Calculating Child Support
Child support law varies from state to state, but calculating support generally involves guidelines that take into account the incomes of the parties, medical insurance, child care and extraordinary expenses. Since you owe no duty of support to your husband's children, your income is typically only relevant to child support establishment if you and he have children together. But you do, however, have an obligation to support your husband himself. A judge might use your income, for example, as grounds to deviate upwards from the normal child support guidelines in a case where your husband earns barely above the poverty level.

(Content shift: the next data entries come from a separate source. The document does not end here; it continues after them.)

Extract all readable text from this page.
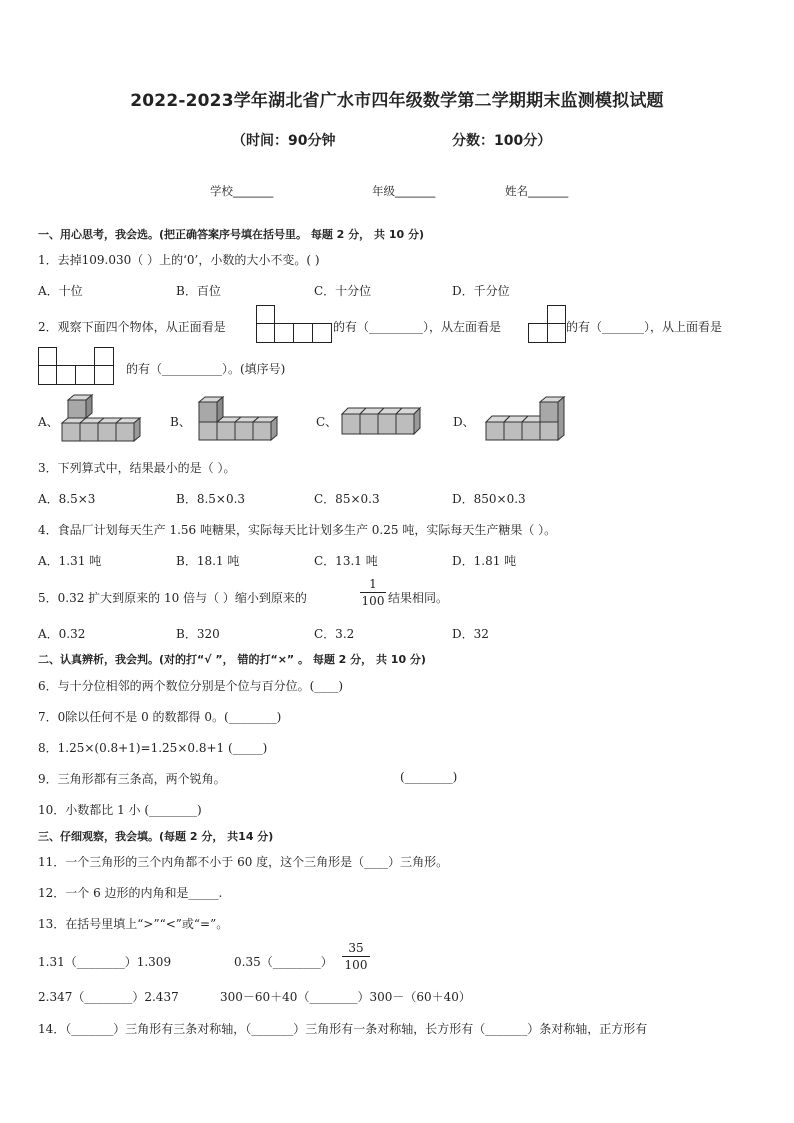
2022-2023学年湖北省广水市四年级数学第二学期期末监测模拟试题
（时间：90分钟	分数：100分）
学校_______	年级_______	姓名_______
一、用心思考，我会选。(把正确答案序号填在括号里。 每题 2 分， 共 10 分)
1．去掉109.030（ ）上的‘0’，小数的大小不变。( )
A．十位	B．百位	C．十分位	D．千分位
2．观察下面四个物体，从正面看是	的有（_________），从左面看是	的有（_______），从上面看是
的有（__________）。(填序号)
A、	B、	C、	D、
3．下列算式中，结果最小的是（ ）。
A．8.5×3	B．8.5×0.3	C．85×0.3	D．850×0.3
4．食品厂计划每天生产 1.56 吨糖果，实际每天比计划多生产 0.25 吨，实际每天生产糖果（ ）。
A．1.31 吨	B．18.1 吨	C．13.1 吨	D．1.81 吨
5．0.32 扩大到原来的 10 倍与（ ）缩小到原来的	$\frac{1}{100}$ 结果相同。
A．0.32	B．320	C．3.2	D．32
二、认真辨析，我会判。(对的打“√ ”， 错的打“×” 。 每题 2 分， 共 10 分)
6．与十分位相邻的两个数位分别是个位与百分位。(____)
7．0除以任何不是 0 的数都得 0。(________)
8．1.25×(0.8+1)=1.25×0.8+1 (_____)
9．三角形都有三条高，两个锐角。	(________)
10．小数都比 1 小 (________)
三、仔细观察，我会填。(每题 2 分， 共14 分)
11．一个三角形的三个内角都不小于 60 度，这个三角形是（____）三角形。
12．一个 6 边形的内角和是_____.
13．在括号里填上“>”“<”或“=”。
1.31（________）1.309	0.35（________） $\frac{35}{100}$
2.347（________）2.437	300－60＋40（________）300－（60＋40）
14．（_______）三角形有三条对称轴，（_______）三角形有一条对称轴，长方形有（_______）条对称轴，正方形有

Arrears are calculated by subtracting payments made from payments due. They can also be established for support due before the institution of an order, such as the time between the date your husband split from his ex and the date his obligation was decided. His balance may also include amounts for his share of child-related expenses, such as doctor copays, medicine or school expenses. If his arrears were adjudicated before you got married, his current order probably includes an extra amount to go towards back support. If he is current on monthly support and complying with the court order on arrears, your income may have no relevance at all. In some states, though, all marital income can be considered community property. Depending upon your state's laws on child support collection, your community property could be attached to pay down your husband's arrears.
While your income and assets are generally irrelevant to child support and managing arrears, there are a number of ways your finances could come into play other than figuring his credit for children you and he have together. Under the laws of most states, a noncustodial parent's tax refund can be seized to apply towards back child support; therefore, if you file jointly, you may lose a refund based on the joint return since it may be seized. However, you may file an "injured spouse" application with the IRS and have your portion of the refund returned to you. Some states also allow a new spouse's income to be counted in certain cases; California, for example, may count your paycheck if "excluding that income would lead to extreme and severe hardship to any child subject to the child support award." Some states may also consider your income if your spouse's child receives public assistance or your spouse intentionally became unemployed or underemployed, reducing his income, and relies on your income for support.
In many states, past due child support may create a lien against the obligor's real and personal property. Often, you can protect your separate, non-marital property by keeping it out of your husband's name. For example, keeping cars and real estate you own separately titled in your name may prevent them from inadvertently falling into the hands of the child support court.